Free Software Foundation, Inc. v. Cisco Systems, Inc., No. 08-10764 (S.D.N.Y., filed December 11, 2008). [Download the Complaint]
The Free Software Foundation (“FSF”) has filed a copyright infringement suit against Cisco claiming that Cisco has violated the GPL v.2 and Lesser GPL versions 2.0 and 2.1 open source licenses by distributing software without the source code. More specifically, FSF says that Cisco’s Linksys division has distributed firmware covered under these open source licenses in object code or executable form only, depriving users of the ability to modify and further distribute the source code for the programs.

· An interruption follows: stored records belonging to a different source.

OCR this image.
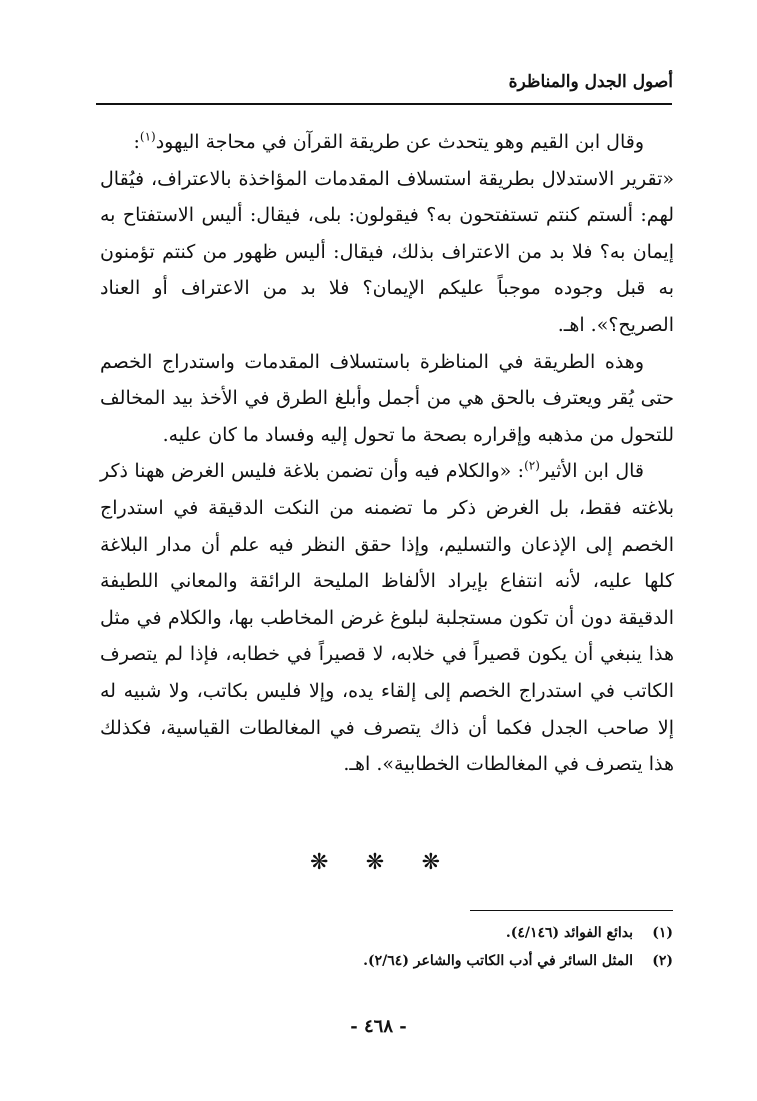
أصول الجدل والمناظرة

وقال ابن القيم وهو يتحدث عن طريقة القرآن في محاجة اليهود$^{(١)}$:

«تقرير الاستدلال بطريقة استسلاف المقدمات المؤاخذة بالاعتراف، فيُقال لهم: ألستم كنتم تستفتحون به؟ فيقولون: بلى، فيقال: أليس الاستفتاح به إيمان به؟ فلا بد من الاعتراف بذلك، فيقال: أليس ظهور من كنتم تؤمنون به قبل وجوده موجباً عليكم الإيمان؟ فلا بد من الاعتراف أو العناد الصريح؟». اهـ.

وهذه الطريقة في المناظرة باستسلاف المقدمات واستدراج الخصم حتى يُقر ويعترف بالحق هي من أجمل وأبلغ الطرق في الأخذ بيد المخالف للتحول من مذهبه وإقراره بصحة ما تحول إليه وفساد ما كان عليه.

قال ابن الأثير$^{(٢)}$: «والكلام فيه وأن تضمن بلاغة فليس الغرض ههنا ذكر بلاغته فقط، بل الغرض ذكر ما تضمنه من النكت الدقيقة في استدراج الخصم إلى الإذعان والتسليم، وإذا حقق النظر فيه علم أن مدار البلاغة كلها عليه، لأنه انتفاع بإيراد الألفاظ المليحة الرائقة والمعاني اللطيفة الدقيقة دون أن تكون مستجلبة لبلوغ غرض المخاطب بها، والكلام في مثل هذا ينبغي أن يكون قصيراً في خلابه، لا قصيراً في خطابه، فإذا لم يتصرف الكاتب في استدراج الخصم إلى إلقاء يده، وإلا فليس بكاتب، ولا شبيه له إلا صاحب الجدل فكما أن ذاك يتصرف في المغالطات القياسية، فكذلك هذا يتصرف في المغالطات الخطابية». اهـ.

❋ ❋ ❋
(١)
بدائع الفوائد (٤/١٤٦).
(٢)
المثل السائر في أدب الكاتب والشاعر (٢/٦٤).
- ٤٦٨ -
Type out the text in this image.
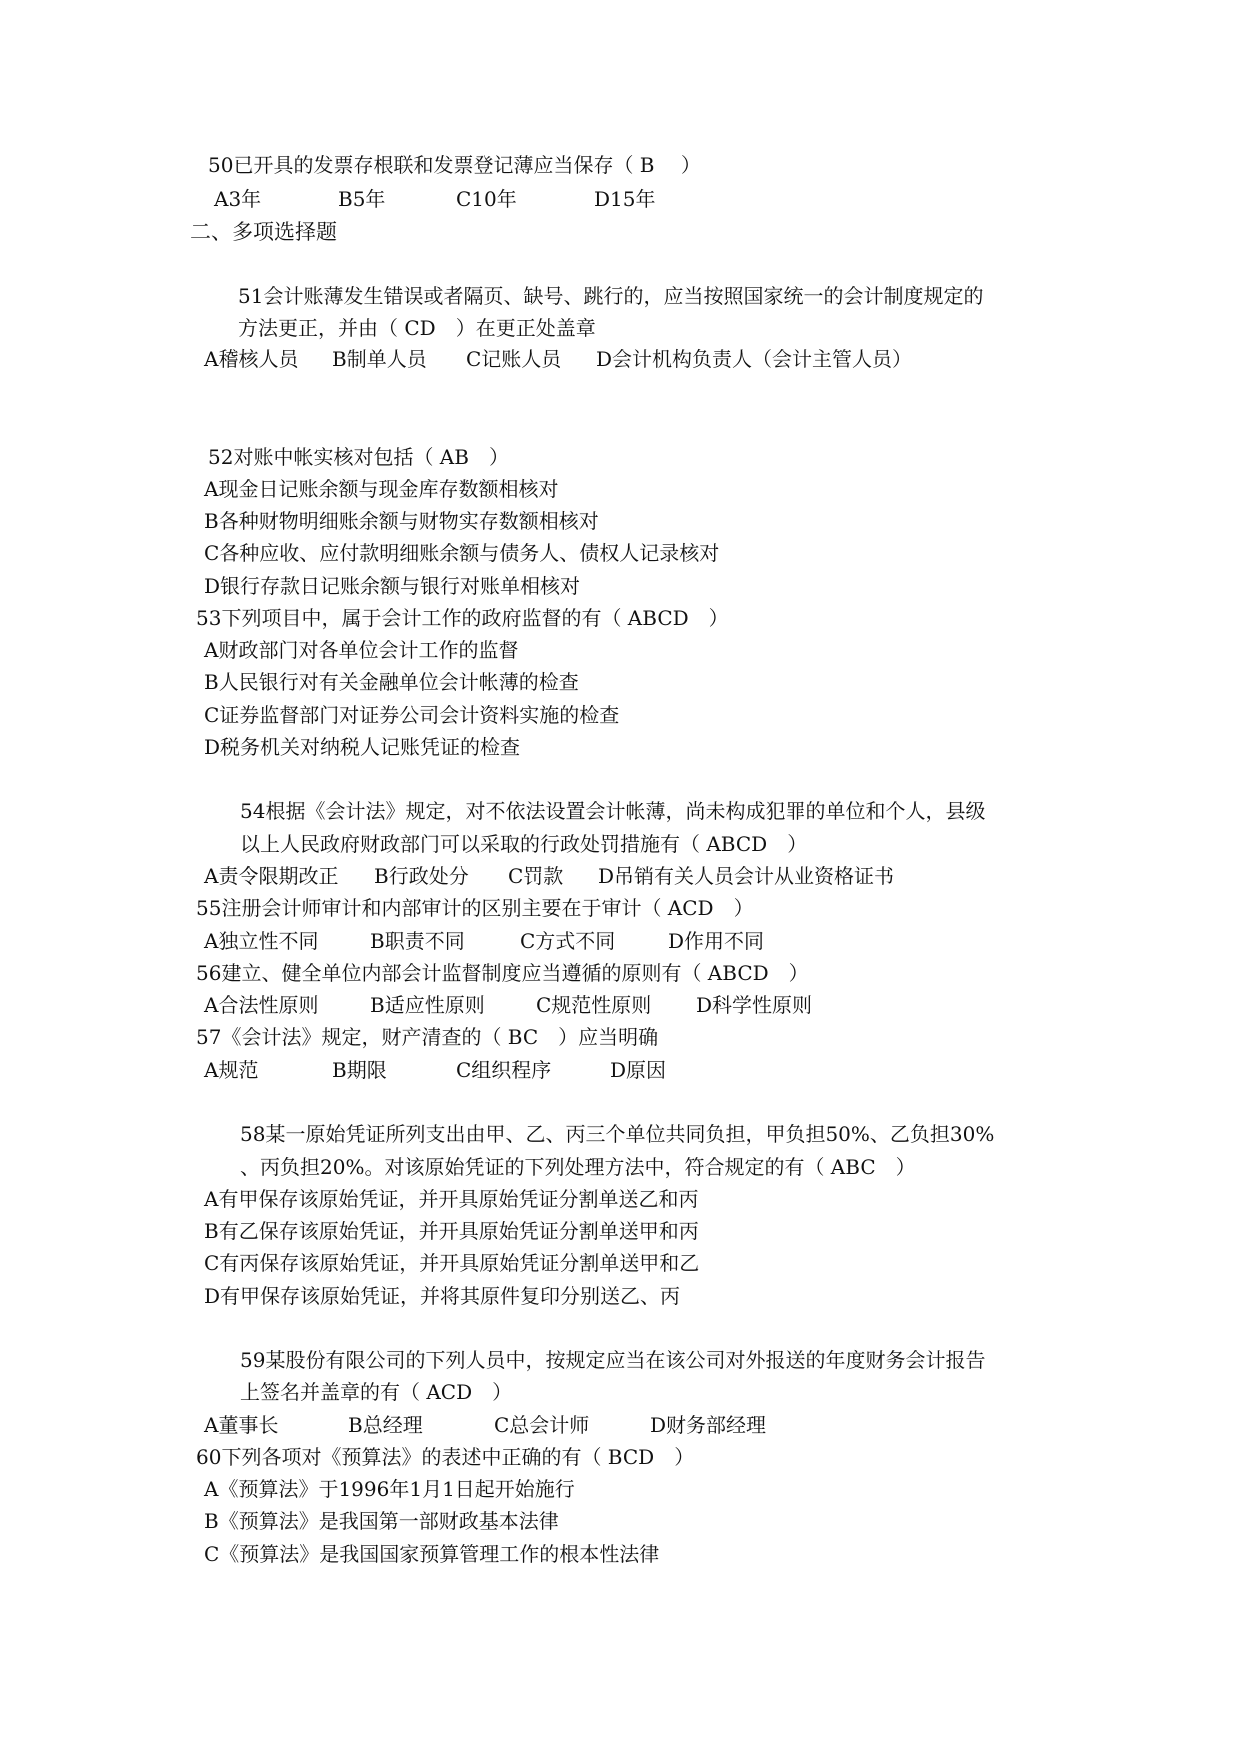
50已开具的发票存根联和发票登记薄应当保存（ B　 ）
A3年	B5年	C10年	D15年
二、多项选择题
51会计账薄发生错误或者隔页、缺号、跳行的，应当按照国家统一的会计制度规定的
方法更正，并由（ CD　）在更正处盖章
A稽核人员 B制单人员 C记账人员 D会计机构负责人（会计主管人员）
52对账中帐实核对包括（ AB　）
A现金日记账余额与现金库存数额相核对
B各种财物明细账余额与财物实存数额相核对
C各种应收、应付款明细账余额与债务人、债权人记录核对
D银行存款日记账余额与银行对账单相核对
53下列项目中，属于会计工作的政府监督的有（ ABCD　）
A财政部门对各单位会计工作的监督
B人民银行对有关金融单位会计帐薄的检查
C证券监督部门对证券公司会计资料实施的检查
D税务机关对纳税人记账凭证的检查
54根据《会计法》规定，对不依法设置会计帐薄，尚未构成犯罪的单位和个人，县级
以上人民政府财政部门可以采取的行政处罚措施有（ ABCD　）
A责令限期改正 B行政处分 C罚款 D吊销有关人员会计从业资格证书
55注册会计师审计和内部审计的区别主要在于审计（ ACD　）
A独立性不同	B职责不同	C方式不同	D作用不同
56建立、健全单位内部会计监督制度应当遵循的原则有（ ABCD　）
A合法性原则	B适应性原则	C规范性原则 D科学性原则
57《会计法》规定，财产清查的（ BC　）应当明确
A规范	B期限	C组织程序	D原因
58某一原始凭证所列支出由甲、乙、丙三个单位共同负担，甲负担50%、乙负担30%
、丙负担20%。对该原始凭证的下列处理方法中，符合规定的有（ ABC　）
A有甲保存该原始凭证，并开具原始凭证分割单送乙和丙
B有乙保存该原始凭证，并开具原始凭证分割单送甲和丙
C有丙保存该原始凭证，并开具原始凭证分割单送甲和乙
D有甲保存该原始凭证，并将其原件复印分别送乙、丙
59某股份有限公司的下列人员中，按规定应当在该公司对外报送的年度财务会计报告
上签名并盖章的有（ ACD　）
A董事长	B总经理	C总会计师	D财务部经理
60下列各项对《预算法》的表述中正确的有（ BCD　）
A《预算法》于1996年1月1日起开始施行
B《预算法》是我国第一部财政基本法律
C《预算法》是我国国家预算管理工作的根本性法律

No doubt FSF feels more confident in the success of its copyright infringement claims after this past summer’s decision from the Federal Circuit in Jacobsen v. Katzer. That case confirmed that the failure to abide by certain terms of an open source license can be treated as a use of the software beyond the scope of the license and therefore an infringement. The ability to seek remedies for copyright infringement and not merely breach of contract gives greater economic importance to open source licenses. Let’s hope this case gets to be litigated so that we can have some more resolution as to the contours of open source license enforceability.
More early coverage:
December 12, 2008
Without commenting on the merits or philosophy behind the GPL enforcement action, I find FSF’s disclosure of settlement discussion details in its complaint (see enumerated paragraphs 30 through 42) violative of FRE 408, especially the underlying public policy for Rule 408. For example, in paragraph 30 of the Complaint, FSF effectively claims that the defendant admitted liability with regard to its model WIP300 firmware code. In the context of the next paragraph (as well as several other subsequent paragraphs), it would seem likely that if any such admission took place, it was within the context of some sort of a settlement discussion.
If the court allows this complaint to stand as-is, without striking the sections that probably violate Rule 408, then that could have a chilling effect on the willingness for other parties within the sights of FSF to engage in early settlement negotiations. Why bother, if you know that anything you say in such negotiations can then be used to form the basis of a civil complaint against you? Hopefully, there will be a Defendant’s 12(f) Motion to Strike, or the Court will recognize the impropriety of FSF’s disclosure of not only settlement-discussion details, but the mere existence of such discussions, and strike the content on the Court’s own accord.